Pombos com Chips: Como Funcionam os “Biodrones”
A tecnologia por trás dos “biodrones” envolve a implantação de pequenos eletrodos no cérebro do pombo, conectados a um estimulador e um controlador. Este conjunto de equipamentos, fixado em uma espécie de mochila nas costas da ave, envia impulsos elétricos que influenciam o sentido do voo, permitindo que um operador direcione o animal remotamente.
Componentes e Operação do Sistema
O sistema é alimentado por painéis solares instalados nas costas do pombo, garantindo uma fonte de energia sustentável para as operações. Além do controle de voo, os pombos também carregam um sistema de filmagem com câmeras posicionadas abaixo do pescoço, permitindo a coleta de imagens e dados visuais. A empresa afirma que o vídeo é processado por inteligência artificial para proteger a privacidade, borrando rostos e dados pessoais, de acordo com as normas de cada região onde as aves são empregadas.
Aplicações Potenciais e Expansão para Outras Aves
A Neiry vislumbra diversas aplicações para seus “biodrones”, incluindo monitoramento ambiental, inspeção industrial e operações de busca e salvamento. A empresa também sugere que o sistema pode ser adaptado para outras aves, como corvos para transportar cargas maiores, gaivotas para monitorar áreas costeiras e albatrozes para regiões marítimas, expandindo ainda mais o alcance e a utilidade da tecnologia.
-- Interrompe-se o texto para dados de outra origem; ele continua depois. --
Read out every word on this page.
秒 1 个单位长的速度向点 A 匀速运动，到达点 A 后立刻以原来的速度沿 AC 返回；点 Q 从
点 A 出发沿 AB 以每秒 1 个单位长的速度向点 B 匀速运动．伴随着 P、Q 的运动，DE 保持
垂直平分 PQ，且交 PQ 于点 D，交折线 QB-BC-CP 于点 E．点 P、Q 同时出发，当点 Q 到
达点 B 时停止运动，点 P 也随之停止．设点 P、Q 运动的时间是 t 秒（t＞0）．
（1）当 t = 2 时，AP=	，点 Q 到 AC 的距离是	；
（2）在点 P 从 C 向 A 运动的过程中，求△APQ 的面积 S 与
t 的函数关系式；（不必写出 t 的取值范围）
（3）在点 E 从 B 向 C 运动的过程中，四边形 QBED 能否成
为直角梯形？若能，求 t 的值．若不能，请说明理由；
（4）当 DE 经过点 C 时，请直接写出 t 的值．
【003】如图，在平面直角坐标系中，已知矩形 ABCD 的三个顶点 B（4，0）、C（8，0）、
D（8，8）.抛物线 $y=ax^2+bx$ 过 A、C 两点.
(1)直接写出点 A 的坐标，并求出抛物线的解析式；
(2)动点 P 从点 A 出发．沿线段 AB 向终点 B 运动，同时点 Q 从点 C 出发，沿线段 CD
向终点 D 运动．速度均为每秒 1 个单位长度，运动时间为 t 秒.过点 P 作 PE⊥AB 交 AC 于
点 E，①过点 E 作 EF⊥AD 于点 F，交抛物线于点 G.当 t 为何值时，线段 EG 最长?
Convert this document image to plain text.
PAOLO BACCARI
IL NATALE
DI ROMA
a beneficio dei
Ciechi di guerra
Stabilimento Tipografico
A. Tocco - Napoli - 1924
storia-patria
Vantagens em Relação a Drones Convencionais
Segundo a Neiry, o custo dos “biodrones” seria semelhante ao de drones convencionais da mesma categoria, mas com a vantagem de maior autonomia devido à natureza biológica das aves. A empresa destaca que, ao contrário de animais treinados, os “biodrones” não necessitam de treinamento prévio, tornando-se controláveis à distância logo após a implantação do chip.
Conclusão
A criação de “biodrones” pela Neiry representa um avanço tecnológico significativo, com potencial para transformar diversas áreas, desde o monitoramento ambiental até operações de busca e salvamento. No entanto, a utilização de animais desta forma levanta importantes questões éticas sobre o bem-estar animal e os limites da intervenção humana na natureza. O projeto, ainda em fase de testes, deverá ser acompanhado de perto para garantir que o uso dessas tecnologias seja responsável e sustentável.
FAQ
1. Como os pombos são controlados?
Os pombos são controlados através de chips implantados no cérebro que enviam impulsos elétricos para direcionar o voo.
2. Quais são as possíveis aplicações dos “biodrones”?
As aplicações incluem monitoramento ambiental, inspeção industrial e operações de busca e salvamento.
3. Quais são as preocupações éticas associadas a esta tecnologia?
As preocupações éticas incluem o bem-estar animal e os limites da intervenção humana na natureza.